Venison Steaks. ✠
These are taken from the neck or haunch. Have your gridiron well buttered, and fire clear and hot. Lay the steaks on the bars and broil rapidly, turning often, not to lose a drop of juice. They will take three or four minutes longer to broil than beef-steaks. Have ready in a hot chafing-dish a piece of butter the size of an egg for each pound of venison, a pinch of salt, a little pepper, a tablespoonful currant-jelly for each pound, and a glass of wine for every four pounds. This should be liquid, and warmed by the boiling water under the dish by the time the steaks are done to a turn. If you have no chafing-dish, heat in a saucepan. Lay each steak in the mixture singly, and turn over twice.
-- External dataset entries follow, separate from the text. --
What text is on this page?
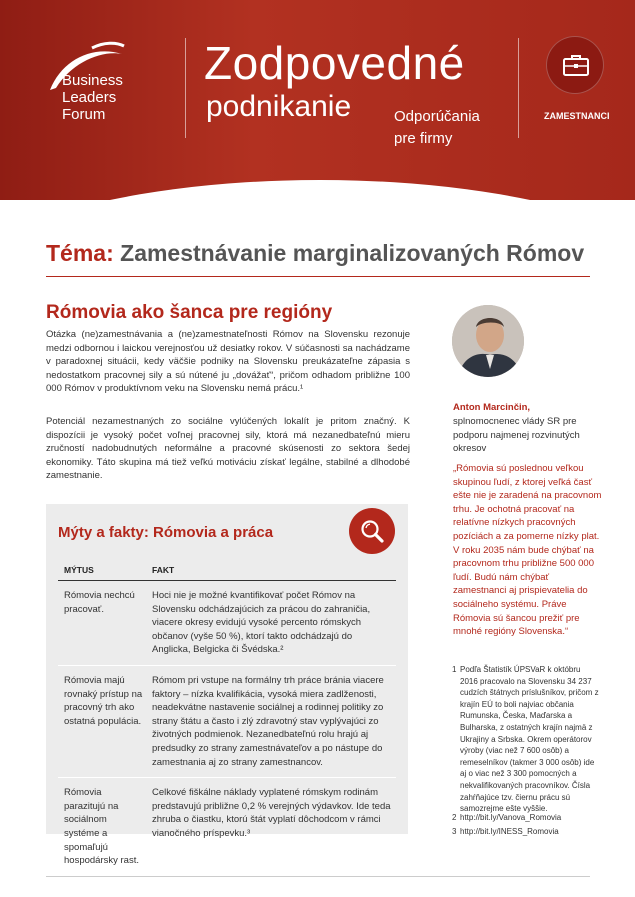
Business
Leaders
Forum
Zodpovedné
podnikanie	Odporúčania
pre firmy
ZAMESTNANCI
Téma: Zamestnávanie marginalizovaných Rómov
Rómovia ako šanca pre regióny
Otázka (ne)zamestnávania a (ne)zamestnateľnosti Rómov na Slovensku rezonuje medzi odbornou i laickou verejnosťou už desiatky rokov. V súčasnosti sa nachádzame v paradoxnej situácii, kedy väčšie podniky na Slovensku preukázateľne zápasia s nedostatkom pracovnej sily a sú nútené ju „dovážať“, pričom odhadom približne 100 000 Rómov v produktívnom veku na Slovensku nemá prácu.¹
Potenciál nezamestnaných zo sociálne vylúčených lokalít je pritom značný. K dispozícii je vysoký počet voľnej pracovnej sily, ktorá má nezanedbateľnú mieru zručností nadobudnutých neformálne a pracovné skúsenosti zo sektora šedej ekonomiky. Táto skupina má tiež veľkú motiváciu získať legálne, stabilné a dlhodobé zamestnanie.
Mýty a fakty: Rómovia a práca
MÝTUS	FAKT
Rómovia nechcú pracovať.
Hoci nie je možné kvantifikovať počet Rómov na Slovensku odchádzajúcich za prácou do zahraničia, viacere okresy evidujú vysoké percento rómskych občanov (vyše 50 %), ktorí takto odchádzajú do Anglicka, Belgicka či Švédska.²
Rómovia majú rovnaký prístup na pracovný trh ako ostatná populácia.
Rómom pri vstupe na formálny trh práce bránia viacere faktory – nízka kvalifikácia, vysoká miera zadlženosti, neadekvátne nastavenie sociálnej a rodinnej politiky zo strany štátu a často i zlý zdravotný stav vyplývajúci zo životných podmienok. Nezanedbateľnú rolu hrajú aj predsudky zo strany zamestnávateľov a po nástupe do zamestnania aj zo strany zamestnancov.
Rómovia parazitujú na sociálnom systéme a spomaľujú hospodársky rast.
Celkové fiškálne náklady vyplatené rómskym rodinám predstavujú približne 0,2 % verejných výdavkov. Ide teda zhruba o čiastku, ktorú štát vyplatí dôchodcom v rámci vianočného príspevku.³
Anton Marcinčin,
splnomocnenec vlády SR pre podporu najmenej rozvinutých okresov
„Rómovia sú poslednou veľkou skupinou ľudí, z ktorej veľká časť ešte nie je zaradená na pracovnom trhu. Je ochotná pracovať na relatívne nízkych pracovných pozíciách a za pomerne nízky plat. V roku 2035 nám bude chýbať na pracovnom trhu približne 500 000 ľudí. Budú nám chýbať zamestnanci aj prispievatelia do sociálneho systému. Práve Rómovia sú šancou prežiť pre mnohé regióny Slovenska.“
1 Podľa Štatistík ÚPSVaR k októbru 2016 pracovalo na Slovensku 34 237 cudzích štátnych príslušníkov, pričom z krajín EÚ to boli najviac občania Rumunska, Česka, Maďarska a Bulharska, z ostatných krajín najmä z Ukrajiny a Srbska. Okrem operátorov výroby (viac než 7 600 osôb) a remeselníkov (takmer 3 000 osôb) ide aj o viac než 3 300 pomocných a nekvalifikovaných pracovníkov. Čísla zahŕňajúce tzv. čiernu prácu sú samozrejme ešte vyššie.
2 http://bit.ly/Vanova_Romovia
3 http://bit.ly/INESS_Romovia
Cover closely and let all heat together, with fresh hot water beneath—unless your lamp is burning—for five minutes before serving. If you serve in an ordinary dish, cover and set in the oven for the same time.
Or,
If you wish a plainer dish, omit the wine and jelly; pepper and salt the steaks when broiled, and lay butter upon them in the proportion I have stated, letting them stand between hot dishes five minutes before they go to table, turning them three times in the gravy that runs from them to mingle with the melted butter. Delicious steaks corresponding to the shape of mutton chops are cut from the loin and rack.